Banyak Komisi, Cekak Prestasi
Indonesia kebanjiran komisi. Pada 1999, pemerintah telah membentuk 13 komisi independen dan 39 komisi eksekutif (komisi yang bertanggung jawab kepada presiden atau menteri). Bukan tak mungkin jumlah komisi ini akan terus bertambah. Dan semuanya menggunakan anggaran negara.
Beberapa kalangan mempersoalkan banyaknya jumlah dan tak efektifnya kerja komisi ini. Anggota Komisi Sosial Dewan Perwakilan Rakyat, Ahmad Farhan Hamid, misalnya, menilai Komisi Perlindungan Anak Indonesia tak efektif. Menurut dia, Komisi Anak belum mampu mengubah kebijakan pemerintah yang tak berpihak pada anak. Komisi ini, kata dia, cenderung hanya menangani masalah perebutan anak di kalangan selebritas. Padahal, Hampir 60 persen anggaran Rp 12 miliar habis untuk biaya honorarium.
Menurut pakar hukum tata negara Universitas Gadjah Mada, Denny Indrayana, seharusnya pembentukan komisi bertujuan memperbaiki tingkat kepercayaan masyarakat yang rendah terhadap lembaga negara yang konvensional. Juga untuk melakukan checks and balances di tengah kompleksitas sistem tata negara.

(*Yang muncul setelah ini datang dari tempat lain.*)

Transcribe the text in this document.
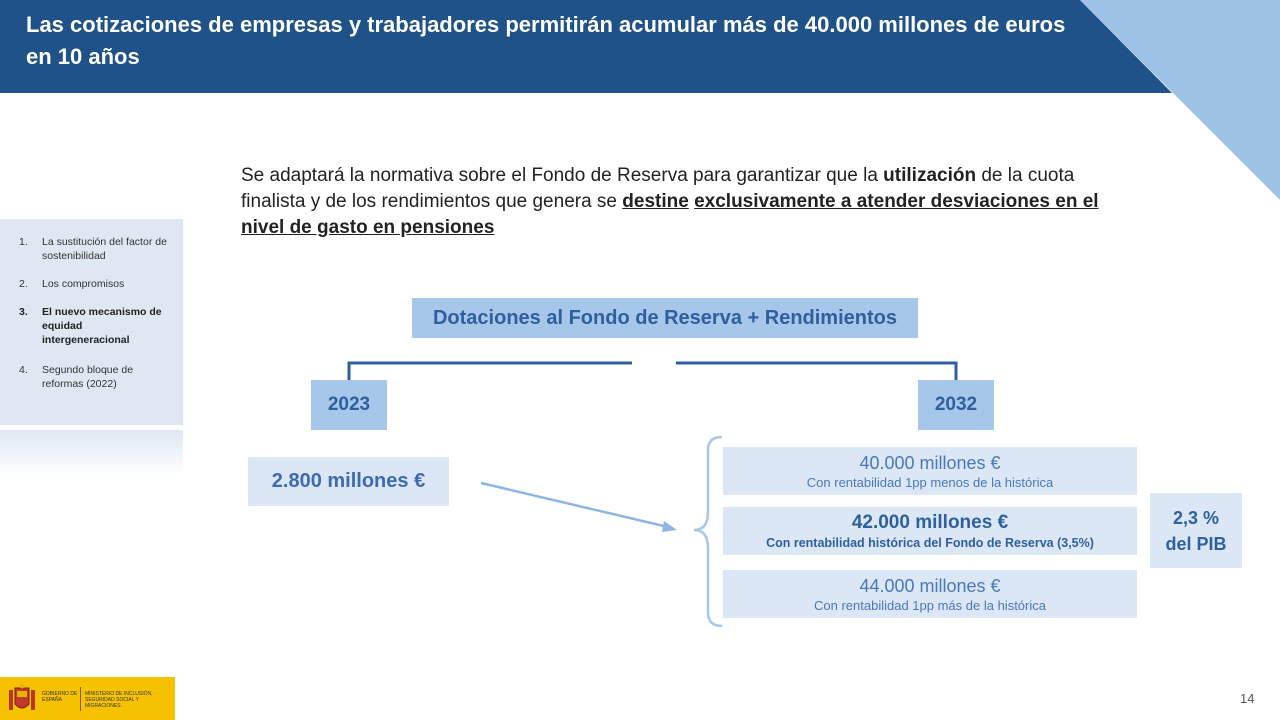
Las cotizaciones de empresas y trabajadores permitirán acumular más de 40.000 millones de euros en 10 años
Se adaptará la normativa sobre el Fondo de Reserva para garantizar que la utilización de la cuota finalista y de los rendimientos que genera se destine exclusivamente a atender desviaciones en el nivel de gasto en pensiones
1. La sustitución del factor de sostenibilidad
2. Los compromisos
3. El nuevo mecanismo de equidad intergeneracional
4. Segundo bloque de reformas (2022)
Dotaciones al Fondo de Reserva + Rendimientos
2023	2032
2.800 millones €
40.000 millones €
Con rentabilidad 1pp menos de la histórica
42.000 millones €
Con rentabilidad histórica del Fondo de Reserva (3,5%)
44.000 millones €
Con rentabilidad 1pp más de la histórica
2,3 %
del PIB
GOBIERNO DE ESPAÑA
MINISTERIO DE INCLUSIÓN, SEGURIDAD SOCIAL Y MIGRACIONES	14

Ketidakpercayaan ini, misalnya, terjadi pada saat lahirnya Komisi Kepolisian dan Komisi Kejaksaan. Masyarakat sudah kadung tak percaya kepada polisi dan jaksa, katanya.

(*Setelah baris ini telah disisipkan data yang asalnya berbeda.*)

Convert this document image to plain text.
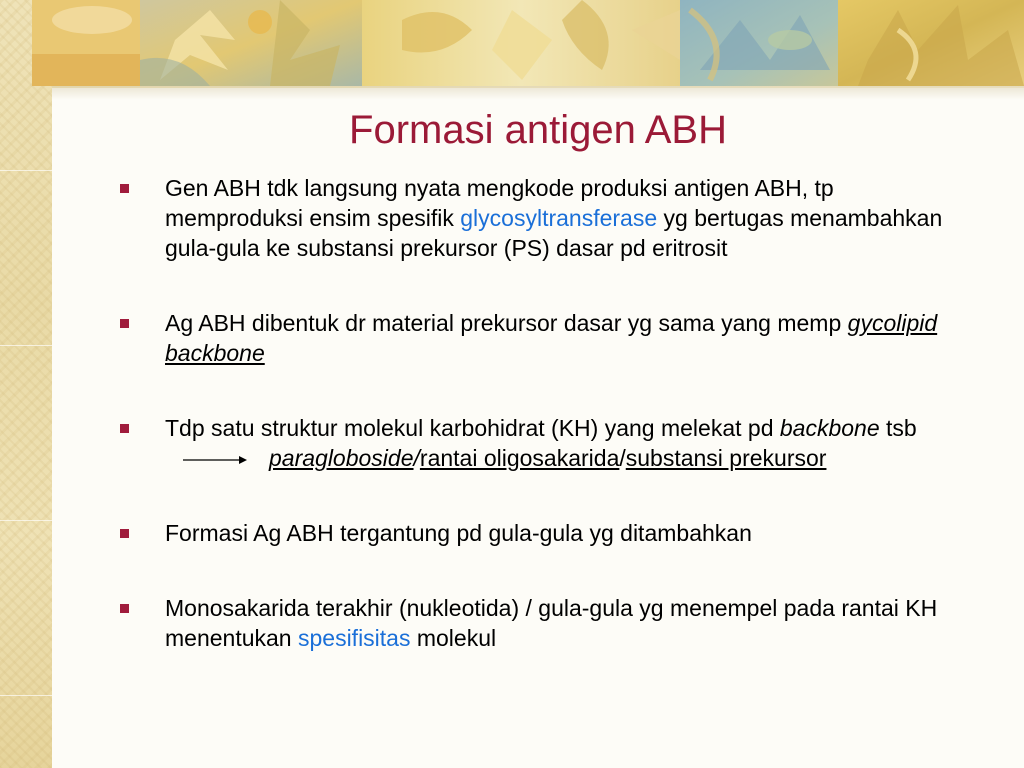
Formasi antigen ABH
Gen ABH tdk langsung nyata mengkode produksi antigen ABH, tp memproduksi ensim spesifik glycosyltransferase yg bertugas menambahkan gula-gula ke substansi prekursor (PS) dasar pd eritrosit
Ag ABH dibentuk dr material prekursor dasar yg sama yang memp gycolipid backbone
Tdp satu struktur molekul karbohidrat (KH) yang melekat pd backbone tsb
paragloboside/rantai oligosakarida/substansi prekursor
Formasi Ag ABH tergantung pd gula-gula yg ditambahkan
Monosakarida terakhir (nukleotida) / gula-gula yg menempel pada rantai KH menentukan spesifisitas molekul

Pemerintah pun, kata dia, belum siap menerima kehadiran komisi. Sehingga, kerap terjadi konflik antara komisi dan lembaga negara. Dalam kasus MA-KY, kata Denny, Mahkamah Agung merasa terusik oleh kehadiran Komisi Yudisial.
Ketidaksiapan ini, menurut pakar hukum dari Universitas Andalas, Saldi Isra', misalnya terlihat pada pemerintah yang tak menyediakan sarana dan prasarana yang memadai. Akibatnya, pengurus cenderung mengurusi masalah teknis seperti mencari gedung atau jumlah honor yang mereka terima.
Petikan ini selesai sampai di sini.